Dichomeris stratellus

Scientific classification
- Domain: Eukaryota
- Kingdom: Animalia
- Phylum: Arthropoda
- Class: Insecta
- Order: Lepidoptera
- Family: Gelechiidae
- Genus: Dichomeris
- Species: D. stratellus
- Binomial name: Dichomeris stratellus (Walsingham, 1897)
- Synonyms: Ypsolophus stratellus Walsingham, 1897 ; Dichomeris stratella Walsingham, 1897 ;

= Dichomeris stratellus =

- Authority: (Walsingham, 1897)

Species of moth

Dichomeris stratellus is a moth in the family Gelechiidae. It was described by Thomas de Grey, 6th Baron Walsingham, in 1897. It is found in the West Indies and Trinidad.
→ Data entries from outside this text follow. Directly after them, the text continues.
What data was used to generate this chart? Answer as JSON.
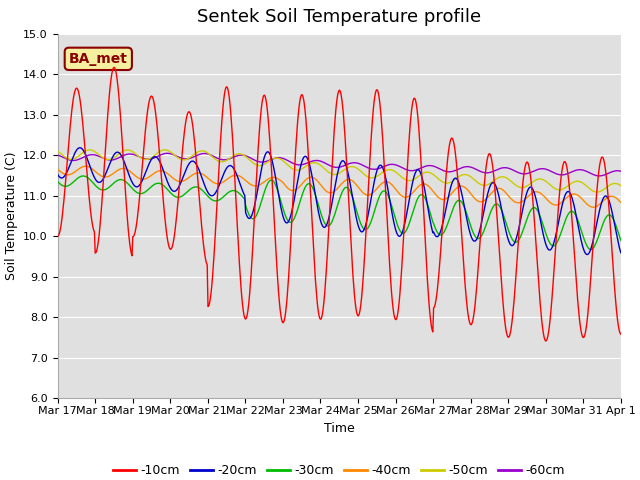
{
  "title": "Sentek Soil Temperature profile",
  "xlabel": "Time",
  "ylabel": "Soil Temperature (C)",
  "ylim": [
    6.0,
    15.0
  ],
  "yticks": [
    6.0,
    7.0,
    8.0,
    9.0,
    10.0,
    11.0,
    12.0,
    13.0,
    14.0,
    15.0
  ],
  "background_color": "#ffffff",
  "plot_bg_color": "#e0e0e0",
  "grid_color": "#ffffff",
  "annotation_text": "BA_met",
  "annotation_bg": "#f5f0a0",
  "annotation_border": "#8B0000",
  "series_colors": [
    "#ff0000",
    "#0000cc",
    "#00bb00",
    "#ff8800",
    "#cccc00",
    "#9900cc"
  ],
  "series_labels": [
    "-10cm",
    "-20cm",
    "-30cm",
    "-40cm",
    "-50cm",
    "-60cm"
  ],
  "title_fontsize": 13,
  "axis_label_fontsize": 9,
  "tick_label_fontsize": 8,
  "legend_fontsize": 9
}
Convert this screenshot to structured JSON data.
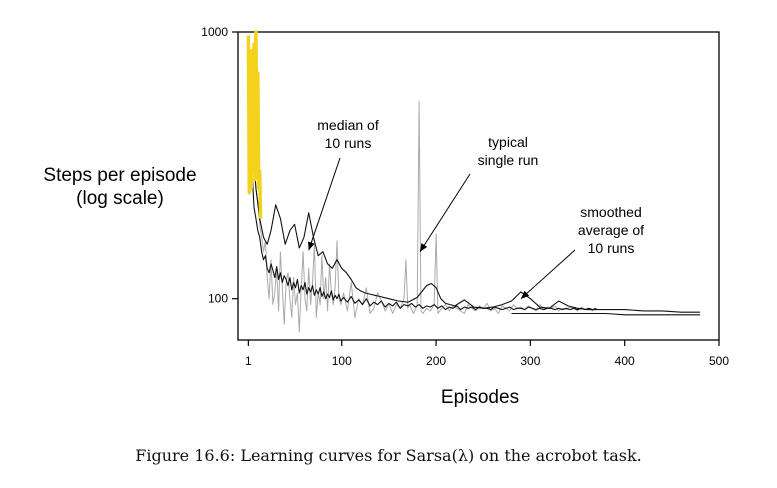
{
  "chart_data": {
    "type": "line",
    "title": "",
    "ylabel_lines": [
      "Steps per episode",
      "(log scale)"
    ],
    "xlabel": "Episodes",
    "y_scale": "log",
    "ylim": [
      70,
      1000
    ],
    "xlim": [
      -10,
      500
    ],
    "y_ticks": [
      100,
      1000
    ],
    "y_tick_labels": [
      "100",
      "1000"
    ],
    "x_ticks": [
      1,
      100,
      200,
      300,
      400,
      500
    ],
    "x_tick_labels": [
      "1",
      "100",
      "200",
      "300",
      "400",
      "500"
    ],
    "grid": false,
    "series": [
      {
        "key": "single",
        "color": "#aaaaaa",
        "x": [
          1,
          3,
          5,
          7,
          9,
          11,
          13,
          15,
          17,
          19,
          21,
          23,
          25,
          27,
          29,
          31,
          33,
          35,
          37,
          39,
          41,
          43,
          45,
          47,
          49,
          51,
          53,
          55,
          57,
          59,
          61,
          63,
          65,
          67,
          69,
          71,
          73,
          75,
          77,
          79,
          81,
          83,
          85,
          87,
          89,
          91,
          93,
          95,
          97,
          99,
          102,
          106,
          110,
          114,
          118,
          122,
          126,
          130,
          134,
          138,
          142,
          146,
          150,
          154,
          158,
          162,
          166,
          168,
          170,
          172,
          176,
          180,
          182,
          184,
          186,
          190,
          194,
          198,
          200,
          202,
          206,
          210,
          214,
          218,
          222,
          226,
          230,
          234,
          238,
          242,
          246,
          250,
          254,
          258,
          262,
          266,
          270,
          274,
          278,
          282,
          286,
          290,
          294,
          298,
          302,
          306,
          310,
          314,
          318,
          322,
          326,
          330,
          334,
          338,
          342,
          346,
          350,
          354,
          358,
          362,
          366,
          370
        ],
        "y": [
          600,
          300,
          820,
          380,
          260,
          230,
          190,
          170,
          150,
          165,
          120,
          100,
          140,
          95,
          105,
          130,
          90,
          150,
          110,
          80,
          115,
          125,
          100,
          85,
          120,
          95,
          105,
          75,
          110,
          150,
          100,
          90,
          130,
          95,
          115,
          160,
          85,
          105,
          95,
          145,
          100,
          120,
          90,
          135,
          105,
          95,
          110,
          165,
          100,
          95,
          105,
          90,
          115,
          85,
          100,
          95,
          110,
          88,
          92,
          105,
          98,
          90,
          96,
          88,
          95,
          92,
          100,
          140,
          92,
          95,
          88,
          94,
          550,
          90,
          88,
          92,
          90,
          95,
          175,
          88,
          92,
          95,
          90,
          94,
          92,
          90,
          88,
          95,
          92,
          90,
          94,
          92,
          96,
          90,
          92,
          88,
          94,
          92,
          90,
          95,
          92,
          93,
          91,
          94,
          92,
          90,
          95,
          91,
          93,
          92,
          94,
          90,
          92,
          91,
          93,
          92,
          90,
          93,
          91,
          92,
          90,
          92
        ]
      },
      {
        "key": "median",
        "color": "#111111",
        "x": [
          1,
          3,
          5,
          7,
          9,
          11,
          13,
          15,
          17,
          19,
          21,
          23,
          25,
          27,
          29,
          31,
          33,
          35,
          37,
          39,
          41,
          43,
          45,
          47,
          49,
          51,
          53,
          55,
          57,
          59,
          61,
          63,
          65,
          67,
          69,
          71,
          73,
          75,
          77,
          79,
          81,
          83,
          85,
          87,
          89,
          91,
          93,
          95,
          97,
          99,
          102,
          106,
          110,
          114,
          118,
          122,
          126,
          130,
          134,
          138,
          142,
          146,
          150,
          154,
          158,
          162,
          166,
          170,
          174,
          178,
          182,
          186,
          190,
          194,
          198,
          202,
          206,
          210,
          214,
          218,
          222,
          226,
          230,
          234,
          238,
          242,
          246,
          250,
          254,
          258,
          262,
          266,
          270,
          274,
          278,
          282,
          286,
          290,
          294,
          298,
          302,
          306,
          310,
          314,
          318,
          322,
          326,
          330,
          334,
          338,
          342,
          346,
          350,
          354,
          358,
          362,
          366,
          370
        ],
        "y": [
          620,
          430,
          300,
          220,
          200,
          180,
          170,
          150,
          140,
          145,
          130,
          125,
          135,
          128,
          120,
          132,
          118,
          125,
          115,
          122,
          118,
          112,
          120,
          108,
          115,
          110,
          118,
          105,
          112,
          108,
          115,
          104,
          110,
          106,
          112,
          103,
          108,
          104,
          110,
          102,
          106,
          100,
          104,
          101,
          107,
          99,
          103,
          100,
          104,
          98,
          101,
          97,
          102,
          96,
          99,
          95,
          100,
          94,
          97,
          95,
          98,
          93,
          96,
          94,
          97,
          92,
          95,
          94,
          96,
          93,
          95,
          92,
          94,
          93,
          95,
          92,
          94,
          91,
          93,
          92,
          94,
          91,
          93,
          92,
          93,
          91,
          93,
          92,
          92,
          91,
          93,
          92,
          91,
          92,
          93,
          91,
          92,
          92,
          91,
          93,
          92,
          91,
          92,
          91,
          92,
          92,
          91,
          92,
          91,
          92,
          91,
          92,
          91,
          92,
          91,
          92,
          91,
          92
        ]
      },
      {
        "key": "smooth",
        "color": "#111111",
        "x": [
          1,
          5,
          9,
          13,
          17,
          21,
          25,
          30,
          35,
          40,
          45,
          50,
          55,
          60,
          65,
          70,
          75,
          80,
          85,
          90,
          95,
          100,
          105,
          110,
          115,
          120,
          125,
          130,
          135,
          140,
          150,
          160,
          170,
          180,
          190,
          195,
          200,
          205,
          210,
          220,
          230,
          240,
          250,
          260,
          270,
          280,
          290,
          300,
          310,
          320,
          330,
          340,
          350,
          360,
          370,
          400,
          420,
          440,
          460,
          480
        ],
        "y": [
          720,
          400,
          260,
          200,
          170,
          160,
          180,
          225,
          200,
          160,
          180,
          190,
          155,
          170,
          210,
          170,
          145,
          150,
          135,
          130,
          140,
          130,
          125,
          118,
          110,
          107,
          105,
          104,
          103,
          102,
          100,
          98,
          97,
          101,
          112,
          114,
          110,
          100,
          96,
          94,
          99,
          93,
          92,
          93,
          95,
          98,
          106,
          100,
          93,
          92,
          98,
          94,
          92,
          91,
          91,
          91,
          90,
          90,
          89,
          89
        ]
      },
      {
        "key": "smooth-yellow-spike",
        "color": "#f2d21a",
        "x": [
          1,
          2,
          3,
          4,
          5,
          6,
          7,
          8,
          9,
          10,
          11,
          12,
          13,
          14
        ],
        "y": [
          970,
          250,
          700,
          260,
          850,
          300,
          900,
          280,
          1000,
          350,
          700,
          260,
          300,
          200
        ]
      },
      {
        "key": "flat-tail",
        "color": "#111111",
        "x": [
          280,
          300,
          320,
          340,
          360,
          380,
          400,
          420,
          440,
          460,
          480
        ],
        "y": [
          88,
          88,
          88,
          88,
          88,
          88,
          87,
          87,
          87,
          87,
          87
        ]
      }
    ],
    "annotations": [
      {
        "key": "median",
        "lines": [
          "median of",
          "10 runs"
        ],
        "target_x": 65,
        "target_y": 152
      },
      {
        "key": "single",
        "lines": [
          "typical",
          "single run"
        ],
        "target_x": 183,
        "target_y": 150
      },
      {
        "key": "smooth",
        "lines": [
          "smoothed",
          "average of",
          "10 runs"
        ],
        "target_x": 290,
        "target_y": 100
      }
    ]
  },
  "caption": "Figure 16.6: Learning curves for Sarsa(λ) on the acrobot task."
}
The wingspan is about 16 mm. The forewings are brownish ochreous on the costal half, while the dorsal half is dark ferruginous blending to tawny fuscous. On the pale costal half, the ground-colour blends and varies with many different tints, a shining leaden-grey suffusion along its lower edge reaching nearly to the apex is repeated near the base of the costa, while the costa itself becomes pale rusty brown rather than brownish ochreous. The dark dorsal half also varies in tone and colour, its upper edge is rich reddish ferruginous throughout, blending to dark tawny fuscous along the dorsum and becoming even darker towards the termen and tornus. There is a leaden-grey line around the apex and termen. The hindwings are dark tawny grey, semitransparent with bluish reflections towards the base.